This is National Infant Immunization Week (NIIW), and the Georgia Department of Public Health (DPH) urges all Georgians to protect infants from vaccine-preventable diseases by ensuring our little ones and everyone around them, are vaccinated and up-to-date on their immunization schedules.

“Vaccines are crucial to protecting children before they are exposed to potentially life-threatening diseases,” said Sheila Lovett, Interim Director of the Georgia Immunization Program. “Immunization is a shared responsibility and we as parents, family, friends and health care providers can help keep our children and our communities protected by staying current on our immunization schedule. We urge parents to speak with their pediatrician or health care provider at every visit to make sure their infant is up-to-date on vaccinations.”

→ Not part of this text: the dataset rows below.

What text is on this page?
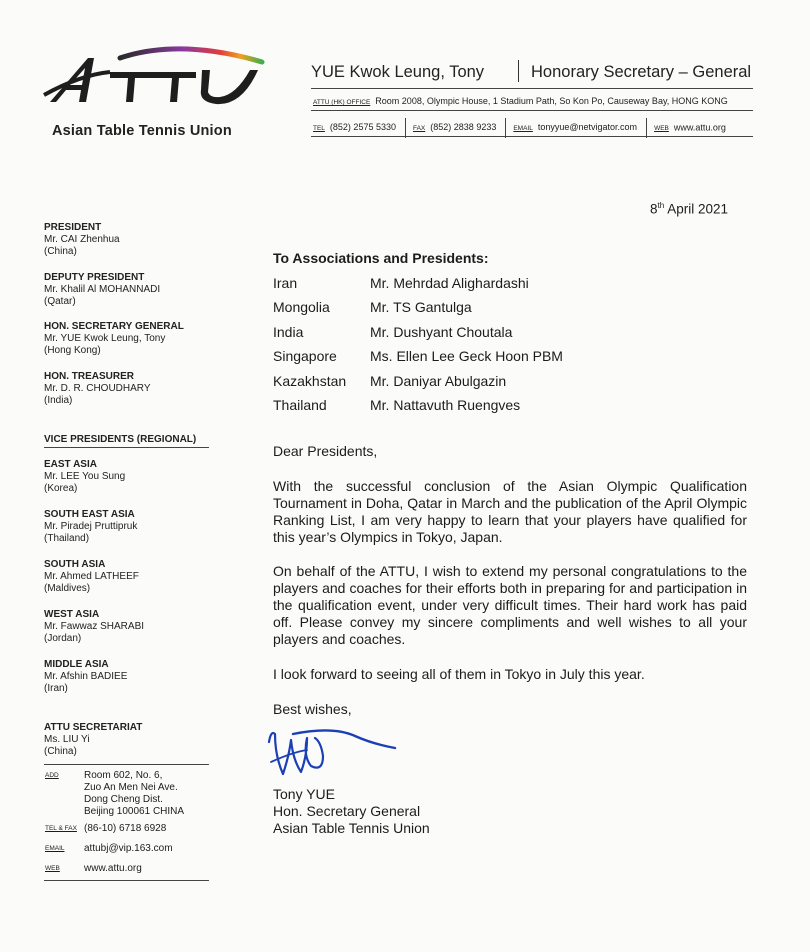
Asian Table Tennis Union
YUE Kwok Leung, Tony	Honorary Secretary – General
ATTU (HK) OFFICE Room 2008, Olympic House, 1 Stadium Path, So Kon Po, Causeway Bay, HONG KONG
TEL (852) 2575 5330	FAX (852) 2838 9233	EMAIL tonyyue@netvigator.com	WEB www.attu.org
PRESIDENT
Mr. CAI Zhenhua
(China)
DEPUTY PRESIDENT
Mr. Khalil Al MOHANNADI
(Qatar)
HON. SECRETARY GENERAL
Mr. YUE Kwok Leung, Tony
(Hong Kong)
HON. TREASURER
Mr. D. R. CHOUDHARY
(India)
VICE PRESIDENTS (REGIONAL)
EAST ASIA
Mr. LEE You Sung
(Korea)
SOUTH EAST ASIA
Mr. Piradej Pruttipruk
(Thailand)
SOUTH ASIA
Mr. Ahmed LATHEEF
(Maldives)
WEST ASIA
Mr. Fawwaz SHARABI
(Jordan)
MIDDLE ASIA
Mr. Afshin BADIEE
(Iran)
ATTU SECRETARIAT
Ms. LIU Yi
(China)
ADD	Room 602, No. 6,
Zuo An Men Nei Ave.
Dong Cheng Dist.
Beijing 100061 CHINA
TEL & FAX (86-10) 6718 6928
EMAIL attubj@vip.163.com
WEB www.attu.org
8th April 2021
To Associations and Presidents:
Iran	Mr. Mehrdad Alighardashi
Mongolia	Mr. TS Gantulga
India	Mr. Dushyant Choutala
Singapore Ms. Ellen Lee Geck Hoon PBM
Kazakhstan Mr. Daniyar Abulgazin
Thailand	Mr. Nattavuth Ruengves
Dear Presidents,
With the successful conclusion of the Asian Olympic Qualification Tournament in Doha, Qatar in March and the publication of the April Olympic Ranking List, I am very happy to learn that your players have qualified for this year’s Olympics in Tokyo, Japan.
On behalf of the ATTU, I wish to extend my personal congratulations to the players and coaches for their efforts both in preparing for and participation in the qualification event, under very difficult times. Their hard work has paid off. Please convey my sincere compliments and well wishes to all your players and coaches.
I look forward to seeing all of them in Tokyo in July this year.
Best wishes,
Tony YUE
Hon. Secretary General
Asian Table Tennis Union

According to the most recent data available through the Centers for Disease Control and Prevention (CDC) National Immunization Survey, Georgia immunization rates for Tdap were below the national average, ranking them 39th compared to other states. Similar to national trends, the number of pertussis cases in Georgia increased in 2014 with 396 pertussis cases reported to DPH compared to the 269 cases reported in 2013. Of those 396 pertussis cases reported in 2014, 99 (26.8%) were infants < 12 months of age.

NIIW is a call to action for parents, caregivers and health care providers to ensure that infants are fully vaccinated against 14 vaccine-preventable diseases.

NIIW

For those who are underinsured or whose parents or guardians may not be able to afford them, there is the Vaccines for Children (VFC) program. The VCF program helps children get their vaccines according to the recommended immunization schedule and has contributed directly to a substantial increase in childhood immunization coverage levels, making a significant contribution to the elimination of disparities in vaccination coverage among young children.

The Georgia Department of Public Health encourages everyone – in observance of National Infant Immunization Week – to protect the little ones who cannot yet protect themselves: contact your pediatrician or your local public health department to ensure your infant is up-to-date on vaccinations.